Before Brexit, the UK applied the rules for social security contributions that were set out in EU regulations. Certain other non-EU countries (Iceland, Liechtenstein, Norway and Switzerland) also apply these rules. When the UK left the EU, it entered into a protocol on social security with EU members but had to adopt new social security agreements with Iceland, Liechtenstein, Norway and Switzerland.
On 1 January 2024, a new social security convention between the UK, Iceland, Liechtenstein and Norway came into force. The Social Security Convention between the UK and Switzerland has provisionally applied since November 2021 but only fully came into force on 1 October 2023.
These agreements largely replicate the detached worker and multistate worker provisions that were a feature of the EU rules before them, as well as giving scope for the competent bodies of the relevant states to agree on exceptions to the general rules. This "exceptional circumstances" provision is a feature of the EU regulations but does not form part of the UK/EU protocol.
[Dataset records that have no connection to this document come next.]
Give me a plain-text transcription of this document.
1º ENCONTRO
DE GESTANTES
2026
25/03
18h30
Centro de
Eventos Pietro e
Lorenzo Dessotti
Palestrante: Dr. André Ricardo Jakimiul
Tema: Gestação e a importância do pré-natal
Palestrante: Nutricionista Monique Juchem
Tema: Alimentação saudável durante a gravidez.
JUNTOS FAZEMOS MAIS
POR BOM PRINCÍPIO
How to apply for a certificate of coverage
Employees planning to work abroad will seek confirmation from HMRC that they will remain within UK social security net under the terms of a reciprocal agreement by applying for a certificate of coverage. The application can be made by the individual or (if they are an employee) by their employer. To make an online application you will need a Government Gateway user ID and password. HMRC has updated its guidance adding a new section on how to check when you can expect a reply from HMRC. Historically, HMRC response times have been slow, leading to frustration in the business community. Having gone fully digital, it is now hoped that the turn-around times will start to improve.